Balena incident

Elevated API Errors

Notice Resolved View vendor source →

Balena experienced a notice incident on September 10, 2025 affecting API and BalenaOS Download and 1 more component, lasting 8h 20m. The incident has been resolved; the full update timeline is below.

Started
Sep 10, 2025, 01:47 PM UTC
Resolved
Sep 10, 2025, 10:08 PM UTC
Duration
8h 20m
Detected by Pingoru
Sep 10, 2025, 01:47 PM UTC

Affected components

APIBalenaOS DownloadDashboardDevice URLsCloudlink (VPN)balenahub

Update timeline

  1. investigating Sep 10, 2025, 01:47 PM UTC

    We're experiencing an elevated level of API errors and are currently looking into the issue.

  2. monitoring Sep 10, 2025, 02:25 PM UTC

    A fix has been implemented and we are monitoring the results.

  3. monitoring Sep 10, 2025, 02:34 PM UTC

    We are continuing to monitor for any further issues.

  4. monitoring Sep 10, 2025, 03:37 PM UTC

    During the incident a lot of devices disconnected from cloudlink. They're slowly but steadily reconnecting. We are monitoring the recovery.

  5. monitoring Sep 10, 2025, 03:46 PM UTC

    It appears that the cloudlink status of many devices didn't update when disconnecting. If your device appear connected to cloudlink for more than 1h, its status is wrong and it has not yet reconnected (it will happen soon) We're still monitoring the recovery.

  6. monitoring Sep 10, 2025, 06:55 PM UTC

    Most devices have reconnected, but we're still experiencing an elevated level of device SSH errors and are currently looking into the issue. Connection that goes through are slow. This is also affecting the public URL feature.

  7. identified Sep 10, 2025, 07:29 PM UTC

    Most devices have reconnected, but we're still experiencing an elevated level of device SSH errors and are currently looking into the issue. Connection that goes through are slow. This is also affecting the public URL feature.

  8. monitoring Sep 10, 2025, 09:19 PM UTC

    A fix has been implemented and we are monitoring the results.

  9. monitoring Sep 10, 2025, 09:25 PM UTC

    We are continuing to monitor for any further issues.

  10. monitoring Sep 10, 2025, 09:26 PM UTC

    All tests are passing and devices are stable. We'll keep monitoring.

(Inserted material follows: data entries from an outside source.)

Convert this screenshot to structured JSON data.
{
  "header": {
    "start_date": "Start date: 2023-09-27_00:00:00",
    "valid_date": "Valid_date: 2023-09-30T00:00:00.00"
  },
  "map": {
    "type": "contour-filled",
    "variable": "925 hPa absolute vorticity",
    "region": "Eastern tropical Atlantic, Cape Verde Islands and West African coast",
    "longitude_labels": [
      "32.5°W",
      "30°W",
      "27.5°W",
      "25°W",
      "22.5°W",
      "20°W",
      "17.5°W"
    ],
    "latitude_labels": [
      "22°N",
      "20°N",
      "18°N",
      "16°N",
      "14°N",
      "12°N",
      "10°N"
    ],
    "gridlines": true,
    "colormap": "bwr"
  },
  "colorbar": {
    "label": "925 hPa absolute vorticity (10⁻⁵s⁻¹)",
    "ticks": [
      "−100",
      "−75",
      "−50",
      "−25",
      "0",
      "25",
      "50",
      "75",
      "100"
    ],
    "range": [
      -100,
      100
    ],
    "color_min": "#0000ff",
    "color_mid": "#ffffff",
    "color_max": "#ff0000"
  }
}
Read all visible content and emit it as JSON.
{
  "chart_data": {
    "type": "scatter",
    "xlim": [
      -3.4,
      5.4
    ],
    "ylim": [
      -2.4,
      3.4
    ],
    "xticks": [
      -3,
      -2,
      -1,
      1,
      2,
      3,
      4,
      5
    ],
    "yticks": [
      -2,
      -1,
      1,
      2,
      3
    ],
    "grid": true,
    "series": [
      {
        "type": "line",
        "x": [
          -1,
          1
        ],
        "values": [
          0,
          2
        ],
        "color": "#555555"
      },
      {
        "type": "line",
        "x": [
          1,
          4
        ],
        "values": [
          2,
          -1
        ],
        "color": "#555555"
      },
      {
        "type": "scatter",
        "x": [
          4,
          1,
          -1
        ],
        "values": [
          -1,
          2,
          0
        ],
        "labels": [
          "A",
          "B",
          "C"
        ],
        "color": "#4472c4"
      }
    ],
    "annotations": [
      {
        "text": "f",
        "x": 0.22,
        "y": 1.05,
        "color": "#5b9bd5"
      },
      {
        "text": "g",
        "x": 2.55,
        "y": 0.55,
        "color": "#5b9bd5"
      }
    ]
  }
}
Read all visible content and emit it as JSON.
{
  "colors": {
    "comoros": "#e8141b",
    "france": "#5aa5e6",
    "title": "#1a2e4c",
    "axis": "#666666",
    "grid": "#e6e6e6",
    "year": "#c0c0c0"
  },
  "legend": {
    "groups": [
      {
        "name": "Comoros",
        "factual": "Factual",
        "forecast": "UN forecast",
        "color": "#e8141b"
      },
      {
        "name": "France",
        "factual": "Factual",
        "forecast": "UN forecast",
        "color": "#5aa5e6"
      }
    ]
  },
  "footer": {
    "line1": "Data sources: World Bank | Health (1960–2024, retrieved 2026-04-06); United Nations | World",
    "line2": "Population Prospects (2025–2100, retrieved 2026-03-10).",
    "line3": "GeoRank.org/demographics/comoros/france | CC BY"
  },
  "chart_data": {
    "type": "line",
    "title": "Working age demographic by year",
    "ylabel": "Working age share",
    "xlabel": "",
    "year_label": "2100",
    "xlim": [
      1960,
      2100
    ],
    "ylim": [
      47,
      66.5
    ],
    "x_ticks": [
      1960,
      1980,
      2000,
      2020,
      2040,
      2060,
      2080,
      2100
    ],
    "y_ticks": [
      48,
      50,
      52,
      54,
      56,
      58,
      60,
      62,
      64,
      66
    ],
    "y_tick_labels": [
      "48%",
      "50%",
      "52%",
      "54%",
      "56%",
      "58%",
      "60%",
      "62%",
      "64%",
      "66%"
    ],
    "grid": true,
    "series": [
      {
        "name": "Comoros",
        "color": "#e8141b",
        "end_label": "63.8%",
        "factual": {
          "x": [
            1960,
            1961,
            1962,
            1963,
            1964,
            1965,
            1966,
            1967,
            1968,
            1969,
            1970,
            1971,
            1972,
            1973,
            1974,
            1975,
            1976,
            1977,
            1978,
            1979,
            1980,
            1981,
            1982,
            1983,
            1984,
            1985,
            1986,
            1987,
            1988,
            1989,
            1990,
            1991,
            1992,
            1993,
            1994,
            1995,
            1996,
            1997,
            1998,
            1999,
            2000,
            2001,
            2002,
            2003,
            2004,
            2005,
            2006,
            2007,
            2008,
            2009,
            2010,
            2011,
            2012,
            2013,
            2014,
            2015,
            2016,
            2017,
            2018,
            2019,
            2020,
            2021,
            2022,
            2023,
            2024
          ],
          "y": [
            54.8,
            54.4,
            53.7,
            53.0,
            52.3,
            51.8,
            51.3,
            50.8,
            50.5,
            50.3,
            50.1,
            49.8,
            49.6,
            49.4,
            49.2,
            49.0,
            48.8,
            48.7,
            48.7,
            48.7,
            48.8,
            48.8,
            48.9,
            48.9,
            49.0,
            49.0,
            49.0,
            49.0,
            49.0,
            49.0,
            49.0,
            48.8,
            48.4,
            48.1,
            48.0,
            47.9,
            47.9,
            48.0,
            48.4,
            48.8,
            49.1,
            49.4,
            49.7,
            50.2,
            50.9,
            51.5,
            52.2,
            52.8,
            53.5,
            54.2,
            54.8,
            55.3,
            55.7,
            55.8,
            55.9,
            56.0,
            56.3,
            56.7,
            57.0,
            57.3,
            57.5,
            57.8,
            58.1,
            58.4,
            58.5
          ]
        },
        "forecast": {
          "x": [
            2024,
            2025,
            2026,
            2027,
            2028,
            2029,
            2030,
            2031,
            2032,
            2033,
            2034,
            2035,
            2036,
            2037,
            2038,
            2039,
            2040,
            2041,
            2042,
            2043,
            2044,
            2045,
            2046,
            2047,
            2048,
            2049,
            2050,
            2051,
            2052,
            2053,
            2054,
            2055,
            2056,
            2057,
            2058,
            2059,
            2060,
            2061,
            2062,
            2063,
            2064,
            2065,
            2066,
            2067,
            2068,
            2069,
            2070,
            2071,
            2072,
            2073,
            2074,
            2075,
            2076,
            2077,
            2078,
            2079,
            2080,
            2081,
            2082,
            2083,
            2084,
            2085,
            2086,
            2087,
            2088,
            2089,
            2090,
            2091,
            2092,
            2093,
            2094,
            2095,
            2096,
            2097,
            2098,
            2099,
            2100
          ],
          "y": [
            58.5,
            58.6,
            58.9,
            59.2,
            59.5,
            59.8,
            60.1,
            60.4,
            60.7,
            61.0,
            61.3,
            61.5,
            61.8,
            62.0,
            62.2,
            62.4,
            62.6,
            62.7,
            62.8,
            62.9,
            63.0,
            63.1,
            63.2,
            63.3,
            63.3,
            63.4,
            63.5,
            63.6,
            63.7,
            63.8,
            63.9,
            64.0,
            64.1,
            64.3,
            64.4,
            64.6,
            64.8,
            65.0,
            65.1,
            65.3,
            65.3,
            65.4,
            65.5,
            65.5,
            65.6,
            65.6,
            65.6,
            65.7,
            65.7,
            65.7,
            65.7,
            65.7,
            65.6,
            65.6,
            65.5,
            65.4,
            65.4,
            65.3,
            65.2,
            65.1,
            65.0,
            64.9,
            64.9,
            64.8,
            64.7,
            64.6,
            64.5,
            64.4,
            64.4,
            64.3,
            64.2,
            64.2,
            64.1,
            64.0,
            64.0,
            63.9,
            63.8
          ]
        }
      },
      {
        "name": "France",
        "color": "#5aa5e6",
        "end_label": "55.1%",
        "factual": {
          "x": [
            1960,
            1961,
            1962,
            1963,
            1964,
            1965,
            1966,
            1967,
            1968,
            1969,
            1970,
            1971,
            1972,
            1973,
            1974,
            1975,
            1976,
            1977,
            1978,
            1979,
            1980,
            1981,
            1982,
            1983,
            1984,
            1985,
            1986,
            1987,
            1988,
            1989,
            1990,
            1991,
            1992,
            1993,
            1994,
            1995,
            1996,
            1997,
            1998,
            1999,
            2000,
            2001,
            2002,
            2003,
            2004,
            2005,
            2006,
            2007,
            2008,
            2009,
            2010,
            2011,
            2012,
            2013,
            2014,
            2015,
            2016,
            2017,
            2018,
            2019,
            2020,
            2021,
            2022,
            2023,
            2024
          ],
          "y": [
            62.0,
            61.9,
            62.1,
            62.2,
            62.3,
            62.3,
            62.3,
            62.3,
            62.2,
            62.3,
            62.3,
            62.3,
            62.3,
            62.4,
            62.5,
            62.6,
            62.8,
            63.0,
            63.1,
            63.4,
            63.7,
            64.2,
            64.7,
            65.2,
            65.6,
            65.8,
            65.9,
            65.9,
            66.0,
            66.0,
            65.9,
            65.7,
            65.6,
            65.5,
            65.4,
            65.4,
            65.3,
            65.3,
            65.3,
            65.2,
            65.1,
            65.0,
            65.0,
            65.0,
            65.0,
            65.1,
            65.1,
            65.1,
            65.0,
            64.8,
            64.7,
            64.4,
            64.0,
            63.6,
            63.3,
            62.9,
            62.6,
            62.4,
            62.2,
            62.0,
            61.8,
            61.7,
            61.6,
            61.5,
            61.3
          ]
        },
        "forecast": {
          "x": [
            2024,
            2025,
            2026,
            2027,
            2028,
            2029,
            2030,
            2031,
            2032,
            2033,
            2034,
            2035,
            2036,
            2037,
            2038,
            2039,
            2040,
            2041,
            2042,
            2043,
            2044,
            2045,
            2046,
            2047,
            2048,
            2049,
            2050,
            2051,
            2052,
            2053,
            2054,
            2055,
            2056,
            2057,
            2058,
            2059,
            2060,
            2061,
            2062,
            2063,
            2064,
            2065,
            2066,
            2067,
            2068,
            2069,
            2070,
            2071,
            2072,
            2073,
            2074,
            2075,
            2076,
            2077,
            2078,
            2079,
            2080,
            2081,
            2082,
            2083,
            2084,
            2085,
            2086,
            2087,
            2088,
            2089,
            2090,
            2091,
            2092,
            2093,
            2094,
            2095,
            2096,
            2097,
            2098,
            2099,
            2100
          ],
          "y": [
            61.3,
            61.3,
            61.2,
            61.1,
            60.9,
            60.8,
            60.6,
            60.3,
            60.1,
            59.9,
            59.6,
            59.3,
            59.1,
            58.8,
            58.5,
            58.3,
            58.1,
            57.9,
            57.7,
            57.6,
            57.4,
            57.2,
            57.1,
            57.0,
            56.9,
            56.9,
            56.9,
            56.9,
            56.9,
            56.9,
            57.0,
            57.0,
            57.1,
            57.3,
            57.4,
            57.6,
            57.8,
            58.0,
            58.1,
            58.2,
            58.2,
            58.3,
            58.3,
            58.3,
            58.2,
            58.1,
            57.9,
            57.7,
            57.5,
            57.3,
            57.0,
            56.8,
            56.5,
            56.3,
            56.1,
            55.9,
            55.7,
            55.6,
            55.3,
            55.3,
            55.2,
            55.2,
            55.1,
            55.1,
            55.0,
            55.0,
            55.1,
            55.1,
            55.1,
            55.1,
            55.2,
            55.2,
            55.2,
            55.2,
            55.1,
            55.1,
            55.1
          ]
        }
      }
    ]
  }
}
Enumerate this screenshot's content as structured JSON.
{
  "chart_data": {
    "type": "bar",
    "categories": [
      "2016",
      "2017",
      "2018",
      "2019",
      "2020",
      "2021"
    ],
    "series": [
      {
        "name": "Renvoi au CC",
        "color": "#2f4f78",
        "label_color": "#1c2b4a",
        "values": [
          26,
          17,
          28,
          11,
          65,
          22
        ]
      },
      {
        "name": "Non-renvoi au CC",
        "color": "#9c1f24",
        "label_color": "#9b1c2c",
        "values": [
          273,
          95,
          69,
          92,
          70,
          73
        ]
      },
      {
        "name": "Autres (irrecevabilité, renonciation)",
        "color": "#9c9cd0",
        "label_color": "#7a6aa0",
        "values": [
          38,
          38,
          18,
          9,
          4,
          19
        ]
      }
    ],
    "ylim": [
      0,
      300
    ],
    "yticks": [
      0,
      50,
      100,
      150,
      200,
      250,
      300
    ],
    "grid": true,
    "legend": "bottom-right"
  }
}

  11. resolved Sep 10, 2025, 10:08 PM UTC

    This incident has been resolved.

  12. postmortem Sep 19, 2025, 09:37 AM UTC

    On Sept. 10th, around 13:30pm UTC, our alerting system reported intermittent elevated API errors. We quickly determined the cause of the incident to be an overly aggressive liveness probe rotating our API pods. A fix was deployed immediately. While the API was recovering, an automatic update of the Cloudlink pods occurred. As the API was slower to respond, device reconnections and SSH authentication were slower than usual, but steadily improving. This apparent recovery was masking a different issue in the Cloudlink update itself—an issue that was severely impacting container performance under high concurrency. This problem was only apparent at the scale of the production environment and was completely invisible at the lower scale of our development and testing environments. Once the concurrency issue had been properly identified, we quickly reverted the update and Cloudlink returned to its expected performance level. In the aftermath of this incident, we're making a few important changes in our Cloudlink testing, validation, and deployment protocols to better detect and automatically revert issues that would only happen in production.